The study comes after a fire in a North Point building filled with guest houses left 25 injured in December.
The research, which was carried out by an independent think tank of young professionals called the 30SGroup, comes amid a government public consultation on how best to update the 23-year-old ordinance that governs guest houses.
"We estimate that there are at least 2,000 unlicensed guest houses in operation and this equates to about 20,000 rooms," research assistant Kimberly Fung Wan-yin said. "The problem is very serious."
Most unlicensed guest houses were found in the Yau Tsim Mong district. And at least seven out of 16 guest houses on Dundas Street in Mong Kok could not be found in the government's database of licences.
The group said the number of unlicensed guesthouses reflected poor planning, with not enough land allocated for hotels. The guest houses also competed head-on for space with many of the city's lowest income households.
"The impact of guest house operations is directly felt by this most vulnerable group," states the 30SGroup report, published yesterday. "Unlicensed guest houses further reduce available flats for lease by taking up residential units that are supposed to house local people."
The figure of 20,000 rooms was derived from the average local occupancy rate - 89 per cent - and the difference between supply and demand in licensed accommodation, which suggests the city falls short of 6.9 million licensed rooms each year.
The group recommended the government consider cutting down on tourists and draw up a master plan on hotel land use.

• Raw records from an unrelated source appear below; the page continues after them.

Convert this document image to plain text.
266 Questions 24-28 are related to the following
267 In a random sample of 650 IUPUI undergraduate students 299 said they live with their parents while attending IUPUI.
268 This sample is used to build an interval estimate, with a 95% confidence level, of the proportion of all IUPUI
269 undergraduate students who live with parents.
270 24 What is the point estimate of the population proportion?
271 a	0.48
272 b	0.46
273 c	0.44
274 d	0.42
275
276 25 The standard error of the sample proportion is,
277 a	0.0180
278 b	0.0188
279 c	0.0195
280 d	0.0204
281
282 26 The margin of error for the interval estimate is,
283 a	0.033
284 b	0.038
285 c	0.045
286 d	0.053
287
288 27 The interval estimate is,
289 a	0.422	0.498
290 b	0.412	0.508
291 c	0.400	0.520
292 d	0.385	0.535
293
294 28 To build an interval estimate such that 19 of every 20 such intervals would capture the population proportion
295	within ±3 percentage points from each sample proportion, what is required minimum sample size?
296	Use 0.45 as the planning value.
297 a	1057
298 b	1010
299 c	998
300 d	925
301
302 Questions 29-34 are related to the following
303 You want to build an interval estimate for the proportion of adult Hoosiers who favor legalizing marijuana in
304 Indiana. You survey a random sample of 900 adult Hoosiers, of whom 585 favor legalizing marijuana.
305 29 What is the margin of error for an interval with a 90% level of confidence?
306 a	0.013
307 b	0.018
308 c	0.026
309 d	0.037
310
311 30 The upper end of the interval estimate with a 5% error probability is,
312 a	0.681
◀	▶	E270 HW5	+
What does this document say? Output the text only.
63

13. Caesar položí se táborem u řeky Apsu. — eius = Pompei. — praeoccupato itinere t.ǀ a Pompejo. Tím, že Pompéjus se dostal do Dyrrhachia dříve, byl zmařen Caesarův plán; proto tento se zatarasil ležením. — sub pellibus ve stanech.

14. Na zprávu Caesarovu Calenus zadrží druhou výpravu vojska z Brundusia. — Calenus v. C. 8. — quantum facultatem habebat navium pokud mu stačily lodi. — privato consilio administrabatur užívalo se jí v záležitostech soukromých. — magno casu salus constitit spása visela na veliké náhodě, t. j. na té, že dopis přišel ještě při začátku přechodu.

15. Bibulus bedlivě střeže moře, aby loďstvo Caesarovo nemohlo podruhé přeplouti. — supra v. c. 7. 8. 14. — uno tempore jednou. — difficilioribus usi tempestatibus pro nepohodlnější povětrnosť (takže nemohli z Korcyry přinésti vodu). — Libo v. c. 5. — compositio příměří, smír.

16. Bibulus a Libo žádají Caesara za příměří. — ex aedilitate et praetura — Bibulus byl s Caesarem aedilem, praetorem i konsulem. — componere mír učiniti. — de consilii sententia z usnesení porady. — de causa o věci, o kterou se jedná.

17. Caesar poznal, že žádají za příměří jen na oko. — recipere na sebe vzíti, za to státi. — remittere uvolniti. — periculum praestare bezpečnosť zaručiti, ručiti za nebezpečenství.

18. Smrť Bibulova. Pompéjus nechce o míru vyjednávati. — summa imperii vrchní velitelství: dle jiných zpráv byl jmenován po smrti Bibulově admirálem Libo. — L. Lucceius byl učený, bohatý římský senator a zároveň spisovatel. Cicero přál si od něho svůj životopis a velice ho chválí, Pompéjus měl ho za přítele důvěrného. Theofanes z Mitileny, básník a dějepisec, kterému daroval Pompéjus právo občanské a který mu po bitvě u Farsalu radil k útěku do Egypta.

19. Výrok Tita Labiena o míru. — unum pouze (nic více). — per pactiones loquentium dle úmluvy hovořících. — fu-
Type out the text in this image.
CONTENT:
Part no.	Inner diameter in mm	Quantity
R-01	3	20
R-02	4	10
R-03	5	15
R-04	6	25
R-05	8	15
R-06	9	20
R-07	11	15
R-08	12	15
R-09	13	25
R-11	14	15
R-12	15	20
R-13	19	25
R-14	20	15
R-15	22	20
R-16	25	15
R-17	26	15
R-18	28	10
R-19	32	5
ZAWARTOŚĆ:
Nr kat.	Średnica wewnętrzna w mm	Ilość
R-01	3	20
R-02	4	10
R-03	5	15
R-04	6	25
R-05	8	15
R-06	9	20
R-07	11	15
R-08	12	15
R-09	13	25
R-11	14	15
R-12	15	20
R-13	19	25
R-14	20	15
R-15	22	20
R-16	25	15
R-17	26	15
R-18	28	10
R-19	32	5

Michael Li Hon-shing, executive director of the Federation of Hotel Owners, agreed. He added that the group's estimate that there were 2,000 unlicensed guest houses across the city may be too little.
"If you take into account those doing home stays and holiday houses, there would be more," he said.
Besides guest houses in urban areas, the government should also put effort into prosecuting village houses that are turned into accommodation," he added.
Li also agreed that the fines imposed on operators of illegal guest houses were too low. He proposed doubling the maximum penalty to four years' imprisonment.
According to the group, no convictions for running illegal guest houses had resulted in fines higher than HK$20,000, even though courts could impose fines of up to HK$200,000.
Just 22 people had been jailed over the past five years, all of them for less than two months.